6. If you do not add mascara, this will look creepy.  Fire that stuff up!  You can also add false lashes, but I think the cat eye look stands alone well.  I use Givenchy Phenomen'Eyes Waterproof Mascara but I also like MAKEUP FOREVER Smoky Lash.  I think the key to success with this look is making sure your lashes are as separated as possible, and getting a very light coat on your lower lashes.  Voila!
So there we have your more traditional cat eye look.  It takes some practice to get comfortable with liquid liner, but it's not an unattainable goal.  I actually like to draw a little bit on the back of my hand when I get a new liner, in order to get used to the way it applies.  I would also like to remind you of what I consider the most important rule of makeup: no one is looking that closely at your makeup.  That doesn't mean no one cares, but it does mean that they're not appraising your makeup for symmetry and perfection.  Don't worry too much about little bumps and unevenness!

Let's get started with the second method!  This one is all done with eyeshadow, though I think you could also use the technique with liquid liner or with a cream shadow.  I haven't tried it with either of those, but I see no reason it wouldn't work!

1.  Go to your desk and get your scotch tape out.

1a.
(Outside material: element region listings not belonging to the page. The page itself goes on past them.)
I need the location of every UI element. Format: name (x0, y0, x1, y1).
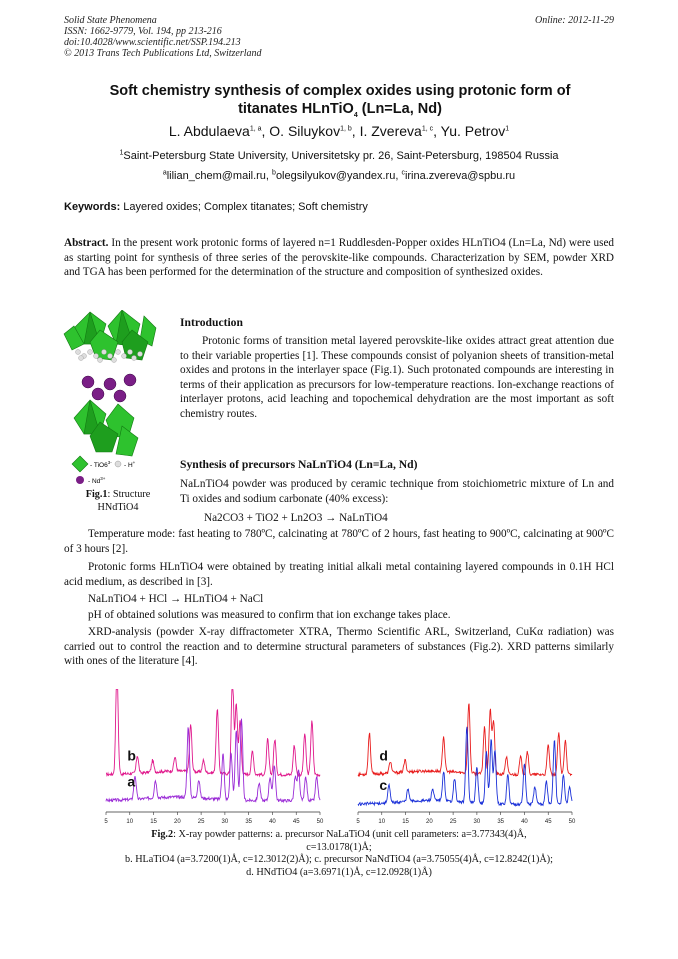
x-tick-label: 10 (378, 819, 386, 825)
xrd-chart-nd (352, 686, 578, 828)
x-tick-label: 30 (473, 819, 481, 825)
series-label-a: a (127, 773, 136, 790)
x-tick-label: 15 (402, 819, 409, 825)
x-tick-label: 35 (245, 819, 253, 825)
email-link[interactable]: irina.zvereva@spbu.ru (404, 170, 516, 182)
author: Yu. Petrov (440, 123, 506, 139)
synthesis-heading: Synthesis of precursors NaLnTiO4 (Ln=La, Nd) (180, 458, 418, 471)
series-line-b (106, 690, 320, 776)
equation-1: Na2CO3 + TiO2 + Ln2O3 → NaLnTiO4 (204, 512, 388, 524)
x-tick-label: 50 (568, 819, 576, 825)
title-line-2: titanates HLnTiO$_4$ (Ln=La, Nd) (238, 101, 442, 119)
emails: $^a$lilian_chem@mail.ru, $^b$olegsilyukov@yandex.ru, $^c$irina.zvereva@spbu.ru (162, 169, 516, 182)
x-tick-label: 15 (150, 819, 157, 825)
octahedron-icon (72, 456, 88, 472)
authors: L. Abdulaeva$^{1, a}$, O. Siluykov$^{1, b}$, I. Zvereva$^{1, c}$, Yu. Petrov$^1$ (168, 123, 510, 139)
x-tick-label: 45 (292, 819, 300, 825)
title-line-1: Soft chemistry synthesis of complex oxides using protonic form of (109, 83, 571, 99)
journal-header (64, 15, 262, 59)
author: O. Siluykov (269, 123, 341, 139)
x-tick-label: 5 (104, 819, 108, 825)
series-line-c (358, 727, 572, 806)
series-label-d: d (379, 747, 388, 764)
x-tick-label: 5 (356, 819, 360, 825)
legend-nd: - $Nd^{3+}$ (88, 476, 106, 485)
email-link[interactable]: lilian_chem@mail.ru, (166, 170, 273, 182)
x-tick-label: 20 (425, 819, 433, 825)
intro-text: Protonic forms of transition metal layered perovskite-like oxides attract great attention due to their variable properties [1]. These compounds consist of polyanion sheets of transition-metal oxides and protons in the interlayer space (Fig.1). Such protonated compounds are interesting in terms of their application as precursors for low-temperature reactions. Ion-exchange reactions of interlayer protons, acid leaching and topochemical dehydration are the most important as soft chemistry routes. (180, 335, 614, 420)
issn: ISSN: 1662-9779, Vol. 194, pp 213-216 (64, 26, 222, 37)
fig1-structure-image (60, 310, 172, 488)
paper-title (70, 82, 610, 118)
x-tick-label: 35 (497, 819, 505, 825)
synthesis-p3: Protonic forms HLnTiO4 were obtained by treating initial alkali metal containing layered compounds in 0.1H HCl acid medium, as described in [3]. (64, 561, 614, 588)
synthesis-p1: NaLnTiO4 powder was produced by ceramic technique from stoichiometric mixture of Ln and Ti oxides and sodium carbonate (40% excess): (180, 478, 614, 505)
affiliation: $^1$Saint-Petersburg State University, Universitetsky pr. 26, Saint-Petersburg, 198504 Russia (119, 149, 559, 162)
synthesis-p2: Temperature mode: fast heating to 780ºC, calcinating at 780ºC of 2 hours, fast heating to 900ºC, calcinating at 900ºC of 3 hours [2]. (64, 528, 614, 555)
synthesis-p4: pH of obtained solutions was measured to confirm that ion exchange takes place. (88, 609, 451, 621)
fig1-caption: Fig.1: Structure HNdTiO4 (85, 489, 151, 513)
x-tick-label: 10 (126, 819, 134, 825)
x-tick-label: 25 (197, 819, 205, 825)
online-date: Online: 2012-11-29 (535, 15, 614, 26)
equation-2: NaLnTiO4 + HCl → HLnTiO4 + NaCl (88, 593, 264, 605)
author: I. Zvereva (359, 123, 422, 139)
xrd-chart-la (100, 686, 326, 828)
journal-name: Solid State Phenomena (64, 15, 157, 26)
x-tick-label: 40 (269, 819, 276, 825)
series-label-c: c (379, 776, 388, 793)
x-tick-label: 45 (544, 819, 552, 825)
series-label-b: b (127, 747, 136, 764)
x-tick-label: 20 (173, 819, 181, 825)
email-link[interactable]: olegsilyukov@yandex.ru, (275, 170, 402, 182)
intro-heading: Introduction (180, 316, 243, 329)
synthesis-p5: XRD-analysis (powder X-ray diffractometer XTRA, Thermo Scientific ARL, Switzerland, CuKα radiation) was carried out to control the reaction and to determine structural parameters of substances (Fig.2). XRD patterns similarly with ones of the literature [4]. (64, 626, 614, 668)
x-tick-label: 40 (521, 819, 528, 825)
proton-icon (115, 461, 121, 467)
x-tick-label: 50 (316, 819, 324, 825)
x-tick-label: 25 (449, 819, 457, 825)
keywords: Keywords: Layered oxides; Complex titanates; Soft chemistry (64, 201, 368, 213)
neodymium-icon (76, 476, 84, 484)
author: L. Abdulaeva (168, 123, 250, 139)
fig2-caption: Fig.2: X-ray powder patterns: a. precursor NaLaTiO4 (unit cell parameters: a=3.77343(4)Å, c=13.0178(1)Å; b. HLaTiO4 (a=3.7200(1)Å, c=12.3012(2)Å); c. precursor NaNdTiO4 (a=3.75055(4)Å, c=12.8242(1)Å); d. HNdTiO4 (a=3.6971(1)Å, c=12.0928(1)Å) (125, 829, 553, 878)
legend-h: - H+ (124, 460, 136, 469)
x-tick-label: 30 (221, 819, 229, 825)
copyright: © 2013 Trans Tech Publications Ltd, Switzerland (64, 48, 262, 59)
legend-tio6: - $TiO6^{3-}$ (90, 460, 112, 469)
abstract: Abstract. In the present work protonic forms of layered n=1 Ruddlesden-Popper oxides HLnTiO4 (Ln=La, Nd) were used as starting point for synthesis of three series of the perovskite-like compounds. Characterization by SEM, powder XRD and TGA has been performed for the determination of the structure and composition of synthesized oxides. (64, 237, 615, 279)
series-line-d (358, 704, 572, 776)
doi: doi:10.4028/www.scientific.net/SSP.194.213 (64, 37, 241, 48)
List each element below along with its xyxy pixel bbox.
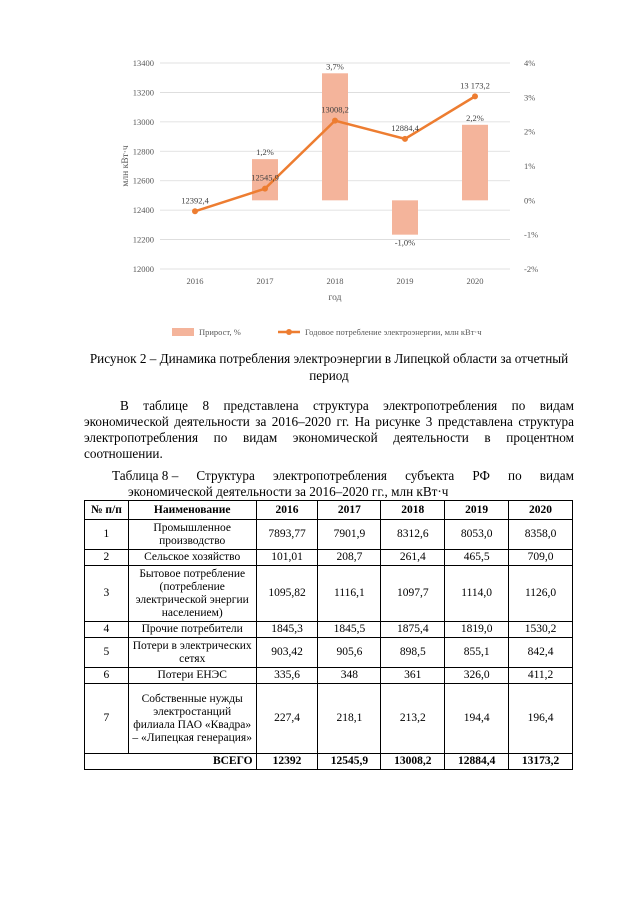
- value-cell: 1126,0: [509, 566, 573, 622]
- row-number-cell: 3: [85, 566, 129, 622]
- value-cell: 348: [318, 668, 381, 684]
- caption-word: субъекта: [405, 468, 455, 483]
- y-left-tick-label: 12400: [132, 205, 154, 216]
- table-caption-line2: экономической деятельности за 2016–2020 гг., млн кВт·ч: [128, 484, 449, 499]
- line-data-label: 13 173,2: [460, 80, 490, 91]
- header-cell: № п/п: [85, 501, 129, 520]
- line-data-label: 12545,9: [251, 172, 279, 183]
- y-right-tick-label: 4%: [524, 58, 536, 68]
- value-cell: 208,7: [318, 550, 381, 566]
- y-right-tick-label: 3%: [524, 92, 536, 103]
- consumption-chart: [100, 50, 540, 345]
- y-left-tick-label: 12600: [132, 175, 154, 186]
- row-name-cell: Собственные нужды электростанций филиала ПАО «Квадра» – «Липецкая генерация»: [128, 684, 256, 754]
- table-row: [85, 684, 573, 754]
- x-tick-label: 2020: [466, 276, 484, 286]
- y-right-tick-label: 0%: [524, 195, 536, 206]
- caption-word: электропотребления: [272, 468, 387, 483]
- legend-bar-swatch: [172, 328, 194, 336]
- header-cell: 2019: [445, 501, 509, 520]
- header-cell: 2018: [381, 501, 445, 520]
- y-left-tick-label: 12000: [132, 264, 154, 274]
- value-cell: 7893,77: [256, 520, 318, 550]
- y-left-tick-label: 13400: [132, 58, 154, 68]
- caption-word: РФ: [472, 468, 490, 483]
- x-axis-title: год: [328, 293, 342, 303]
- value-cell: 1530,2: [509, 622, 573, 638]
- row-number-cell: 1: [85, 520, 129, 550]
- line-point: [472, 93, 478, 99]
- value-cell: 1116,1: [318, 566, 381, 622]
- bar-growth: [392, 200, 418, 234]
- value-cell: 1095,82: [256, 566, 318, 622]
- table-row: [85, 566, 573, 622]
- header-cell: 2016: [256, 501, 318, 520]
- caption-word: Структура: [196, 468, 255, 483]
- row-number-cell: 4: [85, 622, 129, 638]
- total-cell: 12545,9: [318, 754, 381, 770]
- table-row: [85, 668, 573, 684]
- table-row: [85, 622, 573, 638]
- caption-word: по: [508, 468, 522, 483]
- value-cell: 261,4: [381, 550, 445, 566]
- x-tick-label: 2016: [186, 276, 204, 286]
- y-right-tick-label: -2%: [524, 264, 539, 274]
- row-name-cell: Сельское хозяйство: [128, 550, 256, 566]
- row-name-cell: Прочие потребители: [128, 622, 256, 638]
- bar-growth: [322, 73, 348, 200]
- legend-line-marker: [286, 329, 292, 335]
- header-cell: 2017: [318, 501, 381, 520]
- y-left-tick-label: 13000: [132, 116, 154, 127]
- body-paragraph: В таблице 8 представлена структура электропотребления по видам экономической деятельности за 2016–2020 гг. На рисунке 3 представлена структура электропотребления по видам экономической деятельности в процентном соотношении.: [84, 398, 574, 461]
- y-left-tick-label: 12200: [132, 234, 154, 245]
- bar-growth: [462, 125, 488, 201]
- row-name-cell: Промышленное производство: [128, 520, 256, 550]
- x-tick-label: 2019: [396, 276, 414, 286]
- value-cell: 218,1: [318, 684, 381, 754]
- consumption-table: [84, 500, 573, 770]
- value-cell: 1875,4: [381, 622, 445, 638]
- row-name-cell: Потери ЕНЭС: [128, 668, 256, 684]
- header-cell: 2020: [509, 501, 573, 520]
- value-cell: 1819,0: [445, 622, 509, 638]
- value-cell: 855,1: [445, 638, 509, 668]
- value-cell: 8312,6: [381, 520, 445, 550]
- value-cell: 361: [381, 668, 445, 684]
- value-cell: 7901,9: [318, 520, 381, 550]
- line-point: [332, 118, 338, 124]
- value-cell: 1097,7: [381, 566, 445, 622]
- line-data-label: 12392,4: [181, 195, 209, 206]
- value-cell: 194,4: [445, 684, 509, 754]
- header-cell: Наименование: [128, 501, 256, 520]
- bar-data-label: 2,2%: [466, 112, 484, 123]
- y-right-tick-label: -1%: [524, 229, 539, 240]
- value-cell: 465,5: [445, 550, 509, 566]
- y-right-tick-label: 1%: [524, 161, 536, 171]
- value-cell: 213,2: [381, 684, 445, 754]
- table-header-row: [85, 501, 573, 520]
- table-total-row: [85, 754, 573, 770]
- value-cell: 8053,0: [445, 520, 509, 550]
- line-point: [192, 208, 198, 214]
- value-cell: 903,42: [256, 638, 318, 668]
- total-cell: 13008,2: [381, 754, 445, 770]
- value-cell: 326,0: [445, 668, 509, 684]
- total-label: ВСЕГО: [85, 754, 257, 770]
- table-row: [85, 638, 573, 668]
- legend-line-label: Годовое потребление электроэнергии, млн кВт·ч: [305, 327, 482, 337]
- value-cell: 709,0: [509, 550, 573, 566]
- value-cell: 905,6: [318, 638, 381, 668]
- table-caption: [84, 468, 574, 500]
- value-cell: 898,5: [381, 638, 445, 668]
- row-number-cell: 5: [85, 638, 129, 668]
- figure-caption: Рисунок 2 – Динамика потребления электроэнергии в Липецкой области за отчетный период: [89, 351, 569, 383]
- bar-data-label: -1,0%: [394, 237, 416, 248]
- value-cell: 1845,3: [256, 622, 318, 638]
- caption-word: Таблица 8 –: [112, 468, 179, 483]
- y-left-tick-label: 13200: [132, 87, 154, 98]
- value-cell: 8358,0: [509, 520, 573, 550]
- value-cell: 411,2: [509, 668, 573, 684]
- bar-data-label: 3,7%: [326, 61, 344, 72]
- line-point: [402, 136, 408, 142]
- row-number-cell: 7: [85, 684, 129, 754]
- value-cell: 227,4: [256, 684, 318, 754]
- row-name-cell: Потери в электрических сетях: [128, 638, 256, 668]
- value-cell: 842,4: [509, 638, 573, 668]
- value-cell: 1845,5: [318, 622, 381, 638]
- value-cell: 196,4: [509, 684, 573, 754]
- x-tick-label: 2017: [256, 276, 274, 286]
- line-point: [262, 186, 268, 192]
- table-caption-line1: [84, 468, 574, 484]
- row-name-cell: Бытовое потребление (потребление электрической энергии населением): [128, 566, 256, 622]
- y-left-tick-label: 12800: [132, 146, 154, 157]
- row-number-cell: 6: [85, 668, 129, 684]
- total-cell: 13173,2: [509, 754, 573, 770]
- y-axis-title: млн кВт·ч: [121, 145, 131, 187]
- x-tick-label: 2018: [326, 276, 344, 286]
- line-data-label: 12884,4: [391, 122, 419, 133]
- total-cell: 12392: [256, 754, 318, 770]
- legend-bar-label: Прирост, %: [199, 327, 241, 337]
- value-cell: 101,01: [256, 550, 318, 566]
- value-cell: 1114,0: [445, 566, 509, 622]
- bar-data-label: 1,2%: [256, 147, 274, 158]
- caption-word: видам: [539, 468, 574, 483]
- table-row: [85, 520, 573, 550]
- row-number-cell: 2: [85, 550, 129, 566]
- table-row: [85, 550, 573, 566]
- y-right-tick-label: 2%: [524, 126, 536, 137]
- value-cell: 335,6: [256, 668, 318, 684]
- total-cell: 12884,4: [445, 754, 509, 770]
- line-data-label: 13008,2: [321, 104, 349, 115]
Yes really.

1b.  Take a piece of tape and apply it to your face, following the curve of your lower lash line up and out just like we talked about with the initial wing in the liquid liner demo.  This will be your guide for a nice even line.
2. Take a makeup brush you are comfortable with and pick up a small amount of the eye shadow you're going to use.  I used the SEPHORA COLLECTION Double-Ended Smokey Eye Brush, without which I literally could not live, but you can use any brush you like.  This time, you're going to be applying shadow from the top lid out.  You are going to create the wing here, so feel free to go over the tape to get a nice narrow point.  It looks a little sloppy in the photo, but you'll be able to see better when the tape is removed.
I removed the tape at this point, but if you're worried about shadow fall-out, you can certainly leave it on.  As you can see, there's a nice sharp wing!
3. You're now going to continue the line across the top lid.  Keep using your brush to get the powder carried across the lid and over to your tear duct.  As always, a little bit goes a long way - you can always add more powder over the top, so start light!
5. I used a thicker line here to capitalize on the smokiness of the powder, but you can still keep it nice and thin if you prefer.  You can finish up with the same waterline liner application and mascara, and you'll be good to go!
I took a quick shot of all the products I used in this tutorial, and it's really amazing how few are needed - this is all you need for BOTH looks!
The pot on my palm is the shadow I used, and it's from the now defunct She Space, but any powder would work; I've also used pressed powder with the same technique.

Go forth, my glorious bewinged beauties, and fear the cat eye no more!